Self-assembly of microscopic chiplets at a liquid-liquid-solid interface forming a flexible segmented monocrystalline solar cell

Abstract

This paper introduces a method for self-assembling and electrically connecting small (20-60 micrometer) semiconductor chiplets at predetermined locations on flexible substrates with high speed (62500 chips/45 s), accuracy (0.9 micrometer, 0.14 degrees), and yield (> 98%). The process takes place at the triple interface between silicone oil, water, and a penetrating solder-patterned substrate. The assembly is driven by a stepwise reduction of interfacial free energy where chips are first collected and preoriented at an oil-water interface before they assemble on a solder-patterned substrate that is pulled through the interface. Patterned transfer occurs in a progressing linear front as the liquid layers recede.
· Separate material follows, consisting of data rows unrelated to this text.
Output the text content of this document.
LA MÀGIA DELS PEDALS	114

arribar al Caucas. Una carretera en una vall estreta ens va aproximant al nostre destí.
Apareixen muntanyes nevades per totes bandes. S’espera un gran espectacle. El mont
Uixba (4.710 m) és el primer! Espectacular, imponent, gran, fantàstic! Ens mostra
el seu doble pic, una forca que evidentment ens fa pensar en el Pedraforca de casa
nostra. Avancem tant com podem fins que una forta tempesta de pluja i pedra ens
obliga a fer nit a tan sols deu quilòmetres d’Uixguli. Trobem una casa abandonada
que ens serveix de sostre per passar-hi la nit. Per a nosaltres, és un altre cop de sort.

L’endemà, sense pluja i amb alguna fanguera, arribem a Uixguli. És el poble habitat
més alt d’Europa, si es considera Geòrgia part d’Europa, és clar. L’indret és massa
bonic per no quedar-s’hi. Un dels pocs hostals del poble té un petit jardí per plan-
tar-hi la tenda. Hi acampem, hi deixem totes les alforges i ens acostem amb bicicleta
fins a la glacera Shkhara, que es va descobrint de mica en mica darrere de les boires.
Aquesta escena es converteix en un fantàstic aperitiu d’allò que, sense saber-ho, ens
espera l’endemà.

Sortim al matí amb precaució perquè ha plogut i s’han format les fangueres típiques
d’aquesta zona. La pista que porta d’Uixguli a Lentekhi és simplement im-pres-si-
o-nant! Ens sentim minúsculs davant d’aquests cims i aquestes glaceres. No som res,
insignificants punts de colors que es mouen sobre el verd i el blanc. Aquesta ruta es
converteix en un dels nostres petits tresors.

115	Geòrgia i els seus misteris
The process eliminates the dependency on gravity and sedimentation of prior methods, thereby extending the minimal chip size to the sub-100 micrometer scale. It provides a new route for the field of printable electronics to enable the integration of microscopic high performance inorganic semiconductors on foreign substrates with the freedom to choose target location, pitch, and integration density. As an example we demonstrate a fault-tolerant segmented flexible monocrystalline silicon solar cell, reducing the amount of Si that is used when compared to conventional rigid cells.

Fig. 1.

Procedure of surface tension-directed self-assembly at a liquid–liquid–solid interface employing an energy cascade to (i) move components from a suspension to the interface (55 mJ/m²), (ii) preorient the components within the interface to face in the right direction (90 mJ/m²), and (iii) assemble the components on molten solder through dipping (400 mJ/m²). The illustration depicts the situation for an oil–water interface and chiplets made out of Si (SU-8 is detailed in main body), which carry an Au contact on one face. Depicted Au and Si surfaces are treated using hydrophilic MUA and hydrophobic GPTMS functional groups and yield the tabulated measured contact angles, calculated solid–liquid interfacial energies, and energy differences (gray boxes to the right) required to drive the assembly. The available area and curved shape of the interface cause the components to form a closely packed 2D sheet. Upward motion of substrate yields a dynamic contact angle where the receding water layer becomes sufficiently thin for the gold to contact the solder. Patterned assembly on solder is favored by 400 mJ/m² within this layer.

Fig. 2.

SEM of (A) SU-8 (20 μm side length) and (B, C) Si chiplets (20 μm and 60 μm side length) assembling in regular arrays and arbitrary text patterns (insets). The overlaid CAD guides visible in (C, white lines) are used to measure variations in the center-to-center distance and angular-orientation. (D) Histogram of measured variations. 40 μm scale bars.

Fig. 3.

Scaling limits illustrating components and assembly spanning 3 orders of magnitude in size including (A) 1 cm Si cubes (assembly not possible), (B) 1 mm Si blocks (assembly possible), (C) 100 μm Si triangle (assembly possible), and (D) 3 μm-sized SU-8 blocks and discs (discussed in the text).

Fig. 4.

Flexible segmented monocrystalline solar cell fabrication procedure, result, and characterization. (A) Assembly and isolation process next to SEM representative of each step. (B) Defect tolerant design strategy and result (SEM) where vacancies are covered with SU-8, preventing shorts to the substrate. (C) Top contact deposition process and representative SEM. (D) Micrograph of an assembled array. (E) IV load curves of cells before (left) and after assembly in unbent (red curve, center) and bent configuration (1 cm radius of curvature, black curve, center); (E, right) IV load curve of a module as depicted in (F); (G) Finite element computer simulation (CoventorWare) of the strain inside the composite flexed (1 cm radius of curvature) structure composed of a 175 μm PET layer holding a 20 μm thin film of Si cubes surrounded by SU-8 where the region of maximum strain is located at the top metal contact between silicon cells and at the chiplet edges. Perspective and side slice views are shown. 60 μm scale bars.